中からの返事など待っている暇はない、とでも言うようにそのままドアを開けて見た。
「夜遅くにそんな大声出して、ご近所に迷惑でしょ…って、あなた、なんて格好してるの?」
母が驚くのも無理はない。自分の娘が一糸纏わぬ姿でベッドの上に座っているのだから。
娘の方も一瞬何があったのかわからない様子だったが、ベッドからズレ落ちかけていた
大判のストールをたぐり寄せ、急いで身体を隠した。
『あはは…あのね、アロマオイルをパジャマにこぼしちゃって、それで着替えてたの』
貼り付いた笑顔のまま誤魔化してみたが、脱いだ服が辺りにないのはバレバレである。しかし
母の方はそれに気付いていない様子で、大きなため息を一つつくと
「もう、相変わらずドジなんだから。とにかく、早く着替えてもう寝なさい。風邪ひくわよ」
『はぁい』
といって、部屋を後にした。
母の足音が遠くなっていくと、ベッドがもぞもぞと動き出した。いや、正確には布団の中に
押し込められていた何かがもがき始めた。
『あ、ごめんねぇ。すっかり忘れてた』
そう言って、押さえ込んでいた布団を一気に剥がしてやった。
「ぷはぁっ…」
中から出てきたのは、息ができずに顔を真っ赤に染めた楓子だった。
『大丈夫だった?ちゃんと生きてる?』
意識があるか確認しようと少女が近寄っていくと、
「きゃ…むぐっ!ふむぅーーーーーーっ!」
『取って食べたりもしないし、訳もちゃんと話すから、大声出さないで。お願いだから…』
後ろから羽交い絞めをするように口を両手でふさぎ、楓子の耳元でそう囁いた。楓子は観念
したのか、小刻みに首を立てに振ると、口をふさいでいた両手がはずされて呼吸が楽になる。

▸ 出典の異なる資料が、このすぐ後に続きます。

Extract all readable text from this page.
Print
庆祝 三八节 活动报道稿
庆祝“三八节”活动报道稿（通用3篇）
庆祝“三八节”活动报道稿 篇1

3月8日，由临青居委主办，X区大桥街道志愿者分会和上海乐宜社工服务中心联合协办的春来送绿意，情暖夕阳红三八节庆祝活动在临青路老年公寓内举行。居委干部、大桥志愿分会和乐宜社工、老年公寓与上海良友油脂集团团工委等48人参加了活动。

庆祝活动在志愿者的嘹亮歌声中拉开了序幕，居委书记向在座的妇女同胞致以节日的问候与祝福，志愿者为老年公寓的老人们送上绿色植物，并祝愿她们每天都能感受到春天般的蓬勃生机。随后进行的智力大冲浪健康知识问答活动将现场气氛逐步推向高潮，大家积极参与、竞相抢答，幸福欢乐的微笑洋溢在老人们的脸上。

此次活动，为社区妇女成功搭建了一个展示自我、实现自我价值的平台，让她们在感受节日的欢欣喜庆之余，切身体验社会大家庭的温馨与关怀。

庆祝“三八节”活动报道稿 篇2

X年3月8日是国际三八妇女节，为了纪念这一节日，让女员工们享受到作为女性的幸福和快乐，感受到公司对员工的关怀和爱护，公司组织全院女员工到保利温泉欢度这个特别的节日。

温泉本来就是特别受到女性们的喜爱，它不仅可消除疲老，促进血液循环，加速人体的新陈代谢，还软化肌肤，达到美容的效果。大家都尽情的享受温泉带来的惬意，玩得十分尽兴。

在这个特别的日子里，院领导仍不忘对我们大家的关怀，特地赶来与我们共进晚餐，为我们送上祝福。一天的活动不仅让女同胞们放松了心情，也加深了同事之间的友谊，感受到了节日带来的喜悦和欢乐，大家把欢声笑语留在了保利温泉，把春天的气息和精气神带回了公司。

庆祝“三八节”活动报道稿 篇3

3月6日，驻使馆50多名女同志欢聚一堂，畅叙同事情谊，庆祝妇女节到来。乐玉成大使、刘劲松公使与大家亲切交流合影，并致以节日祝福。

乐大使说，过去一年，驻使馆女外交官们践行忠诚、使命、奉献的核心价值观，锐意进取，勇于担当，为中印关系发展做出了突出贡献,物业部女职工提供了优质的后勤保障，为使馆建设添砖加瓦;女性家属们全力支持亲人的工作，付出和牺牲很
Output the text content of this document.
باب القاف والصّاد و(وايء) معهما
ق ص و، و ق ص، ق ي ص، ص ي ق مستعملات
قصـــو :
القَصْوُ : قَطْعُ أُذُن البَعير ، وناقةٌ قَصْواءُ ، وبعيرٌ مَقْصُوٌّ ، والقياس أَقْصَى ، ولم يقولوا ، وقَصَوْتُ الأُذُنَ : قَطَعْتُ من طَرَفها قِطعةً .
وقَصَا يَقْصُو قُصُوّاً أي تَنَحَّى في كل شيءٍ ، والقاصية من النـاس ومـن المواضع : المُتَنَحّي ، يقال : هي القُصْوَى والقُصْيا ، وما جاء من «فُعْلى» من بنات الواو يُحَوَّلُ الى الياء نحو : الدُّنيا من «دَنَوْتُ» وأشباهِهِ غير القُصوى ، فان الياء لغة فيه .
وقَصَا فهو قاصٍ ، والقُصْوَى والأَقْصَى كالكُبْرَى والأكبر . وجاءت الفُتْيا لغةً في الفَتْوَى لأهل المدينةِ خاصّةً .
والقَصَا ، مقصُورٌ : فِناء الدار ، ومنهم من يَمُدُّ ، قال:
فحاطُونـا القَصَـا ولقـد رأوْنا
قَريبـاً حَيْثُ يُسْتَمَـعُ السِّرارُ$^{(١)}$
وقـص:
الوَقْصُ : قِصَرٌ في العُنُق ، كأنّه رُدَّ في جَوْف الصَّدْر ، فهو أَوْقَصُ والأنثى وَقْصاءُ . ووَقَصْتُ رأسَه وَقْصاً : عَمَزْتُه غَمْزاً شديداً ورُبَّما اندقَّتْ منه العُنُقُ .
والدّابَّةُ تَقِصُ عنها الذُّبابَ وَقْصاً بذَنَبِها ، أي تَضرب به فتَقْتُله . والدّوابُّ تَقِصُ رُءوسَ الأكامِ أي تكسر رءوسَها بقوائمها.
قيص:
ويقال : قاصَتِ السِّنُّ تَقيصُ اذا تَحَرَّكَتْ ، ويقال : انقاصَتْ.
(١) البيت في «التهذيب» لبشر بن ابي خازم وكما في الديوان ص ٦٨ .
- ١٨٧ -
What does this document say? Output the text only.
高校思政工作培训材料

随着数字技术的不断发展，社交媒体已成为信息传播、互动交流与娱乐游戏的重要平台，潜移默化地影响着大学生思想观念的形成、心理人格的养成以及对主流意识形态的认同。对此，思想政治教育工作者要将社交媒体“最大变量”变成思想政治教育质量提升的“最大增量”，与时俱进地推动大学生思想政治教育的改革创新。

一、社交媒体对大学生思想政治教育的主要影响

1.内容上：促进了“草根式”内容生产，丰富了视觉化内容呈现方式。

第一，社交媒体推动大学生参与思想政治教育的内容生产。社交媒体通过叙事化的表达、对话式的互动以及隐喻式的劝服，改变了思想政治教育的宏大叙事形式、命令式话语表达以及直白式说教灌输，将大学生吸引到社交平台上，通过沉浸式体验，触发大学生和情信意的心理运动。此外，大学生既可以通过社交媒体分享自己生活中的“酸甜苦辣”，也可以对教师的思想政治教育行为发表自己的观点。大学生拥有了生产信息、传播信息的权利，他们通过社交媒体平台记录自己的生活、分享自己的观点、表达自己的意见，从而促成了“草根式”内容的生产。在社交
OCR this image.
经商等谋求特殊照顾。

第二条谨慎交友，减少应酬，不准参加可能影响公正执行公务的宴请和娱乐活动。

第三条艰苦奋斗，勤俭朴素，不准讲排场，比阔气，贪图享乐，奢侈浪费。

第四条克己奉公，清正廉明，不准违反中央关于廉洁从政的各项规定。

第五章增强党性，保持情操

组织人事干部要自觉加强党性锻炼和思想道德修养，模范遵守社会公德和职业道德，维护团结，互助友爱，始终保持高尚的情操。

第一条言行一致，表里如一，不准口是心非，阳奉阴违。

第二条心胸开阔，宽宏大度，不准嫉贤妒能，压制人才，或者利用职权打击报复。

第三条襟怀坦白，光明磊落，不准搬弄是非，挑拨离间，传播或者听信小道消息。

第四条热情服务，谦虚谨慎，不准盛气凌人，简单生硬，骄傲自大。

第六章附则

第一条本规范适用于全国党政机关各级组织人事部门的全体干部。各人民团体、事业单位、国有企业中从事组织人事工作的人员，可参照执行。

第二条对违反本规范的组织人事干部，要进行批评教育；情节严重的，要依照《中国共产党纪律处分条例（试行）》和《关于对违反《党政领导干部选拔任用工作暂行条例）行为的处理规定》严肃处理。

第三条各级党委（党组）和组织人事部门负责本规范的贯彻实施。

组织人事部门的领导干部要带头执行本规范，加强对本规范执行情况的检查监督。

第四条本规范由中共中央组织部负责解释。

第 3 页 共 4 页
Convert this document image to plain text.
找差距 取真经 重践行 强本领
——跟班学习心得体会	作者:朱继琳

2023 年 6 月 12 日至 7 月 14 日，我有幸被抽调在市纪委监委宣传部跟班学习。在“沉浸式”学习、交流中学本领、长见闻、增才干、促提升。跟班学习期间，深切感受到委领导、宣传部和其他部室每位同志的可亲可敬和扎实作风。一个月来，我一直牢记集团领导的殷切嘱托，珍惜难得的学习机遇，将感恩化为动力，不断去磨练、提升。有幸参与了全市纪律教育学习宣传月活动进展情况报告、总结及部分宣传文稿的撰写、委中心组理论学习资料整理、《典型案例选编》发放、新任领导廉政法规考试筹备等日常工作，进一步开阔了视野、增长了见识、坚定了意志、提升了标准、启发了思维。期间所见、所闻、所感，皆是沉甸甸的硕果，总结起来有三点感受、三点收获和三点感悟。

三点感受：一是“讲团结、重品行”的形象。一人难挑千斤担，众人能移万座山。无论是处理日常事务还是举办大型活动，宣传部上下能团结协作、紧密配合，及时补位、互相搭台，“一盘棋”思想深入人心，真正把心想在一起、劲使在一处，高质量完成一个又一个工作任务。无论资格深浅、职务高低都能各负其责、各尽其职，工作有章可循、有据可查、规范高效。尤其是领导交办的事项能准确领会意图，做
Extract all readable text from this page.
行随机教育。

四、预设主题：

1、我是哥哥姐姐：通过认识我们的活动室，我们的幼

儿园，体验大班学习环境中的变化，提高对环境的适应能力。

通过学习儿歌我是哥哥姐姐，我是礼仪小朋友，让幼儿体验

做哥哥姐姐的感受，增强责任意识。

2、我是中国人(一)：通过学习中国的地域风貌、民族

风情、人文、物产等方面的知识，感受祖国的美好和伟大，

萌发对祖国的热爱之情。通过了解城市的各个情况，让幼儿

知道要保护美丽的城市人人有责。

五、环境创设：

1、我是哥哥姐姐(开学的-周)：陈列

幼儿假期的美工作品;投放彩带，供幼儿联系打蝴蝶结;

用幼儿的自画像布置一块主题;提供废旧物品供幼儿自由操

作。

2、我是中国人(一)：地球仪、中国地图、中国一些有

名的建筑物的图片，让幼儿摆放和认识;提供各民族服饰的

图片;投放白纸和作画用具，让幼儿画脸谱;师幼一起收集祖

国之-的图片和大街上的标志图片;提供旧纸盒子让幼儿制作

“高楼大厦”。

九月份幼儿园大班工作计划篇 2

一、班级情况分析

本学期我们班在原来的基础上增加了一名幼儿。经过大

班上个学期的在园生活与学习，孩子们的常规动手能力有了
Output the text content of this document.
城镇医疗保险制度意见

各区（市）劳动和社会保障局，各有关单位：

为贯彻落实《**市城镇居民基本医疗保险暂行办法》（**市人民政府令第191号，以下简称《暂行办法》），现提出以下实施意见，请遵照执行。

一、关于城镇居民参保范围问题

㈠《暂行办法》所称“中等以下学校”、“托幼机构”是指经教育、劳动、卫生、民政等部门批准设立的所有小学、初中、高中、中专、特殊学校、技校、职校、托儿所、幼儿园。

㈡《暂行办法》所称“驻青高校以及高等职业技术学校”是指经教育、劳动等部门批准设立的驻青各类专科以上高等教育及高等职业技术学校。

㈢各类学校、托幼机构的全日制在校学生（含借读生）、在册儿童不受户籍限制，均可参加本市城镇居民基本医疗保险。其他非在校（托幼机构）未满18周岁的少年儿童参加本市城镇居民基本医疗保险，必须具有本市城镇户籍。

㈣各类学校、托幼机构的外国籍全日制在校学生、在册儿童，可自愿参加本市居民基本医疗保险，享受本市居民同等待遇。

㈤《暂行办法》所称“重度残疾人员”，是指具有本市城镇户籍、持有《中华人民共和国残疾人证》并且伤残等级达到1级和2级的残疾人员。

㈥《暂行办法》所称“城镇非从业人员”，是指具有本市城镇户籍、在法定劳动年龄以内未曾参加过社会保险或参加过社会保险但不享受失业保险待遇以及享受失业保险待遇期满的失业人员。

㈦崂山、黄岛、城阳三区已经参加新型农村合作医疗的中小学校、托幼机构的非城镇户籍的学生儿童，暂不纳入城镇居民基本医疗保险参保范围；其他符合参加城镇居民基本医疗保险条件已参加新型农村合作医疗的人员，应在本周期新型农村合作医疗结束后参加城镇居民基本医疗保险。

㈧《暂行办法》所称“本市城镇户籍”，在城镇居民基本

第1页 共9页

それから数十分後。着替えを借りて少し興奮気味のカメ子(仮)は、自分が楓子に飼われて
いるカメであること。楓子が誤ってアロマオイルをかけてしまったせいで、こうしてヒトの
姿になったこと。自分がここに来た目的は、楓子の願いを叶えてやる手伝いをすること。
その願いも、楓子の身体に残ったわずかな記憶を通してあらかた知っていること、などを
とつとつと何度も楓子に説明した。
楓子のほうも、それで全てを納得できた訳ではなかったが、カメ子の身体からはほんのりと
ローズマリーの香りがするし、一生懸命世話をしていた亀の姿も見えない。それらを考えて
みるとカメ子の言い分もあながち間違いではないのだろう、と納得せざるを得なかった。
「それじゃ、ホントにあなたがあのカメ子なの?」
『だから何度も説明してるじゃない』
「ホントにそっくりだよねぇ…コレがあのカメ子なんて、なんか今でも信じられないよ」
気持ちが落ち着くから、といってカメ子が煎れてくれたホットミルクをすする。
(でも、電子レンジの使い方なんて、どうやって覚えたんだろう?)
『ねえ、そのカメ子って言うの、いい加減やめてくれない?カメラを首からぶら下げて
アイドル追いかけてる少年じゃないんだから』
「それってかなり毒のある言い方じゃない?」
『あら、そう?』
漫画チックに汗の滴が見て取れるほどの困り顔の楓子とは反対に、カメ子は涼しい顔をしている。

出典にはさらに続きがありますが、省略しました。